You have the right idea, but will need to use the correct value of Wb to get the correct answer here.

 

[The Futur]

(i)
To find linear speed in (m/s)

v= RxW
V=0.25x(300x(2pi/60))
v=0.25x31.4159
v=7.85m/s
is that corect now?

i don't get you on the rotational speed of pully B.

if i get the rotational speed of the pully B, i will be able to have the correct value for Wb yeah?

 

[djeitnstine]

$$\omega_b = 300 \frac{rev}{min} \left( 2 \frac{\pi}{60} \right)$$ not $$\omega_b =150 \frac{rev}{min} \left( 2 \frac{\pi}{60} \right)$$ (in your power equation.)

 

[The Futur]

$$\omega_b = 300 \frac{rev}{min} \left( 2 \frac{\pi}{60} \right)$$ not $$\omega_b =150 \frac{rev}{min} \left( 2 \frac{\pi}{60} \right)$$ (in your power equation.)
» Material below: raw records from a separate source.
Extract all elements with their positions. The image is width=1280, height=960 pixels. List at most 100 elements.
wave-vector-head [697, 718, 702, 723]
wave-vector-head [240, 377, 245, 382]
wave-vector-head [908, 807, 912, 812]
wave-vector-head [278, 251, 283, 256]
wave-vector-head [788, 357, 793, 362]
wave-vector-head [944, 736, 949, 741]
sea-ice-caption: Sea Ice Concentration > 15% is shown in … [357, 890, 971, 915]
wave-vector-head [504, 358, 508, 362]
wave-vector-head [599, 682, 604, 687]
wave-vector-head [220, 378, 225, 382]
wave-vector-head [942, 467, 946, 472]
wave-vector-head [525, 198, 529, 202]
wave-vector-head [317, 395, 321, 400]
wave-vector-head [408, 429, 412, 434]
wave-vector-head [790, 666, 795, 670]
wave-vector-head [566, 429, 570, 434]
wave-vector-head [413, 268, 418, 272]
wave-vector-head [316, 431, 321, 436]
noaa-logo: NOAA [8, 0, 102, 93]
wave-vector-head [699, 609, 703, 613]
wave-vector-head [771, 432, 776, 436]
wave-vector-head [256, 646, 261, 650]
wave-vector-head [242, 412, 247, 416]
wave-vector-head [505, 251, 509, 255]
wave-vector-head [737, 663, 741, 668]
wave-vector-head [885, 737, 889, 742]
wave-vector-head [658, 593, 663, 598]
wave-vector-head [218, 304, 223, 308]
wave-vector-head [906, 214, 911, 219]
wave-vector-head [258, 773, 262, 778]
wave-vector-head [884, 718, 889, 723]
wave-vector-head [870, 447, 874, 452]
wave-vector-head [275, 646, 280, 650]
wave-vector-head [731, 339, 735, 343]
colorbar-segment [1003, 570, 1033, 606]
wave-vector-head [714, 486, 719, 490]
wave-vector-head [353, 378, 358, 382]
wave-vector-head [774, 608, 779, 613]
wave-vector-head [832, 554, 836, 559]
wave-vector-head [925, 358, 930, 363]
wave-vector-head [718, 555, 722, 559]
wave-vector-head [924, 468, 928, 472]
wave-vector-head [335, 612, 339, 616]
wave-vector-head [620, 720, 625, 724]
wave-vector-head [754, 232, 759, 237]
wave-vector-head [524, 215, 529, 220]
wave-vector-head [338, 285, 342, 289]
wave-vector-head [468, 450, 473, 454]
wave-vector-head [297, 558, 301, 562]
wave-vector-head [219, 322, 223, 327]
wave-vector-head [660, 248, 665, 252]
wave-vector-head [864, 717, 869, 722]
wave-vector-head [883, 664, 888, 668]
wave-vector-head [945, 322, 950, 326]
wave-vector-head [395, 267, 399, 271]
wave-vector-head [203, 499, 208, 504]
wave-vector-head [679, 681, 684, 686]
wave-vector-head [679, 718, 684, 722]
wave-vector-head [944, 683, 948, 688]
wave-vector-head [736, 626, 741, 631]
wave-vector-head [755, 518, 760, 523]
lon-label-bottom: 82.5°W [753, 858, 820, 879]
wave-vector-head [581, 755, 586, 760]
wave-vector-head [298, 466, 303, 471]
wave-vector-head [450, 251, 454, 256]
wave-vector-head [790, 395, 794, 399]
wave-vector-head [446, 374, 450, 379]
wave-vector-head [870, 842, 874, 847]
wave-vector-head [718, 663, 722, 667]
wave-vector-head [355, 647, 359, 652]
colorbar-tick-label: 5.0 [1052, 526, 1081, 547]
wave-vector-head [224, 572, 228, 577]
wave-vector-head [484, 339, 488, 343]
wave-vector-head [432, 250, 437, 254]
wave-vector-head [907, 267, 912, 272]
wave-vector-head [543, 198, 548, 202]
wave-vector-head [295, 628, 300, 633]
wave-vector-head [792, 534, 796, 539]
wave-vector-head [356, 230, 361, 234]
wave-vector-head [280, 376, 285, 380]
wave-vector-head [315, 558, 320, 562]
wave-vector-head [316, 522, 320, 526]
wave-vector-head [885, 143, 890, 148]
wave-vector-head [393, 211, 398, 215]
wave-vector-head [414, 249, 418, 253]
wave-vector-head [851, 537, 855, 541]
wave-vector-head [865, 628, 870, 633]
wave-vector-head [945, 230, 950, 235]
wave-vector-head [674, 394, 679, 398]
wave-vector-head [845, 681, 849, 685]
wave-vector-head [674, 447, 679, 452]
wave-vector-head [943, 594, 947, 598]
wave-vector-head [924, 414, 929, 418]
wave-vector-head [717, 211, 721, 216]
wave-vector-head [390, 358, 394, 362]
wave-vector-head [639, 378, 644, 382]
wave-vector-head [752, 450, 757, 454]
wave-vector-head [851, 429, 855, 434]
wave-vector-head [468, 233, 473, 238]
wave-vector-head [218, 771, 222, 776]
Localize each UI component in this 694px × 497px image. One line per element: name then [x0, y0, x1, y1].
yeah i do know it's 300rev/min, but how did u find the 300rev/min?

so to answer the question.

Q. The rotational speed of pully B
A. Since pully A as a rotational speed of 300rev/min
and both pully have the same linear speed, so pully b as a rotational speed of 300rev/min?

 

[Redbelly98]

i don't get you on the rotational speed of pully B.

Okay. You know that the linear speed v is

v = r ω​

And since the linear speed (= the belt speed) is the same for both pulleys,

r_A ω_A = v_A = v_B = r_B ω_B​

Also, B will have a different rotational speed (not 300 rpm) than A.
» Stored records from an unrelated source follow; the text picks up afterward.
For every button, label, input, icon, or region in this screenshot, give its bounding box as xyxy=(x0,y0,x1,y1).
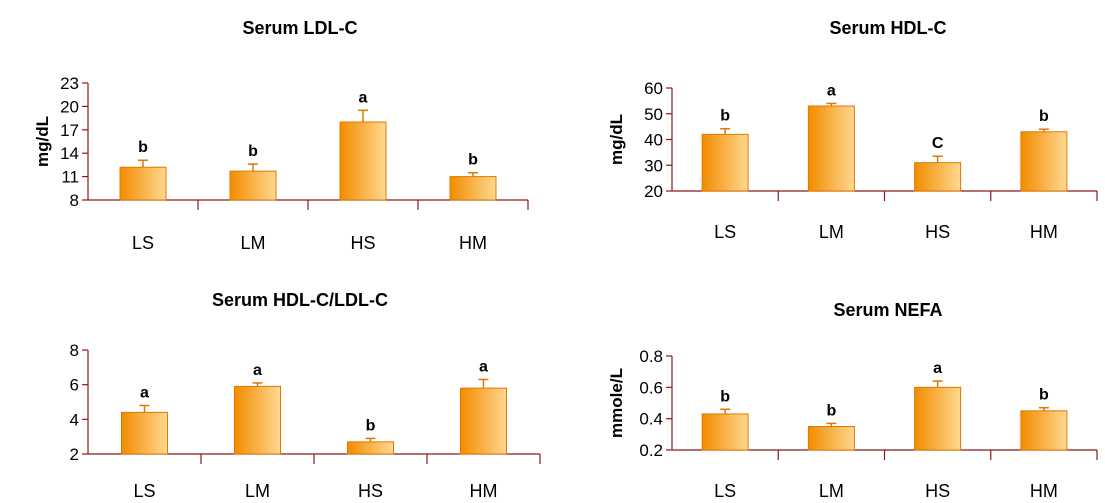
chart-panel-2: Serum HDL-C mg/dL 20 30 40 50 60 b LS a LM C HS b HM xyxy=(607,18,1098,242)
x-category-label: HM xyxy=(459,233,487,253)
y-tick-label: 23 xyxy=(60,74,79,93)
y-tick-label: 14 xyxy=(60,144,79,163)
significance-letter: a xyxy=(359,89,368,106)
y-tick-label: 0.2 xyxy=(639,441,663,460)
bar-hm xyxy=(1020,131,1068,192)
significance-letter: a xyxy=(140,384,149,401)
bar-lm xyxy=(807,426,855,451)
y-tick-label: 4 xyxy=(70,410,79,429)
chart-title: Serum LDL-C xyxy=(242,18,357,38)
x-category-label: LM xyxy=(819,481,844,501)
x-category-label: HS xyxy=(925,222,950,242)
bar-hs xyxy=(339,121,387,201)
chart-panel-4: Serum NEFA mmole/L 0.2 0.4 0.6 0.8 b LS b LM a HS b H… xyxy=(607,300,1098,501)
chart-panel-3: Serum HDL-C/LDL-C 2 4 6 8 a LS a LM b HS a HM xyxy=(70,290,541,501)
significance-letter: b xyxy=(1039,108,1049,125)
y-axis-label: mg/dL xyxy=(607,114,626,165)
y-tick-label: 17 xyxy=(60,121,79,140)
bar-hs xyxy=(914,162,962,192)
y-tick-label: 8 xyxy=(70,191,79,210)
y-tick-label: 0.4 xyxy=(639,410,663,429)
bar-ls xyxy=(701,133,749,192)
y-tick-label: 0.8 xyxy=(639,347,663,366)
bar-ls xyxy=(119,166,167,201)
x-category-label: LM xyxy=(245,481,270,501)
chart-panel-1: Serum LDL-C mg/dL 8 11 14 17 20 23 b LS b LM a HS b HM xyxy=(33,18,529,253)
y-tick-label: 11 xyxy=(61,168,79,187)
chart-title: Serum HDL-C xyxy=(829,18,946,38)
y-tick-label: 2 xyxy=(70,445,79,464)
significance-letter: b xyxy=(366,417,376,434)
y-axis-label: mmole/L xyxy=(607,368,626,438)
bar-hm xyxy=(460,387,507,455)
bar-hs xyxy=(914,386,962,451)
x-category-label: LS xyxy=(714,222,736,242)
x-category-label: HM xyxy=(1030,222,1058,242)
y-tick-label: 8 xyxy=(70,341,79,360)
y-tick-label: 20 xyxy=(644,182,663,201)
x-category-label: LS xyxy=(133,481,155,501)
significance-letter: b xyxy=(720,388,730,405)
bar-ls xyxy=(121,411,168,455)
bar-lm xyxy=(807,105,855,192)
y-tick-label: 30 xyxy=(644,156,663,175)
significance-letter: b xyxy=(468,152,478,169)
y-tick-label: 0.6 xyxy=(639,378,663,397)
y-tick-label: 40 xyxy=(644,131,663,150)
significance-letter: b xyxy=(826,402,836,419)
y-tick-label: 50 xyxy=(644,105,663,124)
significance-letter: b xyxy=(138,139,148,156)
x-category-label: HS xyxy=(358,481,383,501)
significance-letter: a xyxy=(479,358,488,375)
x-category-label: HS xyxy=(925,481,950,501)
significance-letter: b xyxy=(1039,387,1049,404)
chart-title: Serum NEFA xyxy=(833,300,942,320)
significance-letter: b xyxy=(248,143,258,160)
bar-lm xyxy=(229,170,277,201)
bar-hm xyxy=(1020,410,1068,451)
chart-title: Serum HDL-C/LDL-C xyxy=(212,290,388,310)
significance-letter: a xyxy=(933,360,942,377)
y-axis-label: mg/dL xyxy=(33,116,52,167)
significance-letter: C xyxy=(932,135,944,152)
y-tick-label: 20 xyxy=(60,97,79,116)
significance-letter: b xyxy=(720,108,730,125)
bar-hs xyxy=(347,441,394,455)
significance-letter: a xyxy=(253,362,262,379)
x-category-label: LM xyxy=(819,222,844,242)
x-category-label: LS xyxy=(132,233,154,253)
y-tick-label: 60 xyxy=(644,79,663,98)
x-category-label: HM xyxy=(1030,481,1058,501)
x-category-label: HS xyxy=(350,233,375,253)
bar-lm xyxy=(234,385,281,455)
y-tick-label: 6 xyxy=(70,376,79,395)
significance-letter: a xyxy=(827,82,836,99)
bar-hm xyxy=(449,176,497,201)
x-category-label: LM xyxy=(240,233,265,253)
x-category-label: LS xyxy=(714,481,736,501)
x-category-label: HM xyxy=(470,481,498,501)
bar-ls xyxy=(701,413,749,451)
if i get the rotational speed of the pully B, i will be able to have the correct value for Wb yeah?

Yes.

 

[The Futur]

im confused!

 

[Redbelly98]

r_A ω_A = v_A = v_B = r_B ω_B​

In other words,

r_A ω_A = r_B ω_B​

(ii) asks for ω_B. You know what r_A, ω_A, and r_B are. Solve the equation for ω_B.

 

[The Futur]

In other words,

r_A ω_A = r_B ω_B​

(ii) asks for ω_B. You know what r_A, ω_A, and r_B are. Solve the equation for ω_B.

So
Va=RaxWb = Vb=RbxWb

Since Va=7.85m/s

Vb=RbxWb
7.85=0.125xWb
0.125Wb=7.85
Wb=7.85/0.125=62.8rev/min
is that correct?

 

[Redbelly98]

Almost, except for the units. It's 62.8 rad/sec.

 

[The Futur]

Almost, except for the units. It's 62.8 rad/sec.
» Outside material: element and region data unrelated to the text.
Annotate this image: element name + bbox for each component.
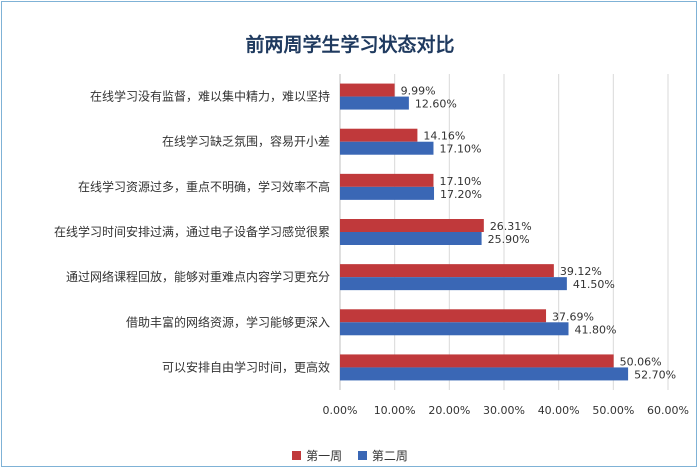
data-label-series-1-cat-5: 37.69% [552, 310, 594, 323]
x-tick-label-3: 30.00% [483, 404, 525, 417]
bar-series-2-cat-4 [340, 277, 567, 291]
bar-series-1-cat-5 [340, 309, 547, 323]
x-tick-label-2: 20.00% [428, 404, 470, 417]
data-label-series-2-cat-5: 41.80% [575, 323, 617, 336]
bar-series-2-cat-1 [340, 141, 434, 155]
legend-item-series-1: 第一周 [292, 447, 342, 464]
data-label-series-2-cat-3: 25.90% [488, 233, 530, 246]
bar-series-2-cat-3 [340, 232, 482, 245]
bar-series-1-cat-0 [340, 83, 395, 97]
x-tick-label-5: 50.00% [592, 404, 634, 417]
x-tick-label-4: 40.00% [538, 404, 580, 417]
category-label-2: 在线学习资源过多，重点不明确，学习效率不高 [78, 179, 330, 194]
category-label-5: 借助丰富的网络资源，学习能够更深入 [126, 314, 330, 329]
data-label-series-1-cat-6: 50.06% [620, 355, 662, 368]
x-tick-label-6: 60.00% [647, 404, 689, 417]
bar-series-2-cat-0 [340, 96, 409, 110]
data-label-series-2-cat-4: 41.50% [573, 278, 615, 291]
data-label-series-1-cat-0: 9.99% [401, 85, 436, 98]
data-label-series-1-cat-2: 17.10% [439, 175, 481, 188]
bar-series-1-cat-6 [340, 354, 614, 368]
category-label-3: 在线学习时间安排过满，通过电子设备学习感觉很累 [54, 224, 330, 239]
bar-series-2-cat-5 [340, 322, 569, 336]
data-label-series-2-cat-1: 17.10% [439, 143, 481, 156]
chart-legend: 第一周 第二周 [0, 447, 700, 464]
legend-swatch-series-1 [292, 451, 302, 460]
data-label-series-1-cat-3: 26.31% [490, 220, 532, 233]
bar-series-1-cat-2 [340, 173, 434, 187]
category-label-6: 可以安排自由学习时间，更高效 [162, 359, 330, 374]
legend-label-series-2: 第二周 [371, 449, 408, 463]
bar-series-2-cat-6 [340, 367, 629, 381]
data-label-series-1-cat-4: 39.12% [560, 265, 602, 278]
legend-swatch-series-2 [357, 451, 367, 460]
data-label-series-2-cat-6: 52.70% [634, 368, 676, 381]
bar-series-1-cat-4 [340, 264, 554, 278]
data-label-series-1-cat-1: 14.16% [423, 130, 465, 143]
bar-series-1-cat-3 [340, 219, 484, 232]
data-label-series-2-cat-2: 17.20% [440, 188, 482, 201]
legend-item-series-2: 第二周 [357, 447, 408, 464]
category-label-4: 通过网络课程回放，能够对重难点内容学习更充分 [66, 269, 330, 284]
chart-title: 前两周学生学习状态对比 [245, 34, 455, 56]
legend-label-series-1: 第一周 [306, 449, 343, 463]
bar-series-2-cat-2 [340, 186, 435, 200]
bar-series-1-cat-1 [340, 128, 418, 142]
x-tick-label-0: 0.00% [323, 404, 358, 417]
x-tick-label-1: 10.00% [374, 404, 416, 417]
category-label-1: 在线学习缺乏氛围，容易开小差 [162, 134, 330, 149]
category-label-0: 在线学习没有监督，难以集中精力，难以坚持 [90, 89, 330, 104]
data-label-series-2-cat-0: 12.60% [415, 98, 457, 111]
how do i convert taht to rev/min.

i tryed

62.8/(2pi/60)
and i got some weird answer:yuck:

 

[Redbelly98]

how do i convert taht to rev/min.

i tryed

62.8/(2pi/60)

Good, that is the correct way to convert from rad/s into rev/min.

... and i got some weird answer:yuck:

I get an entirely reasonable, and correct, answer when I do the calculation.

p.s.
If you had posted the answer you actually got, I could now be posting back about whether you did the calculation correctly.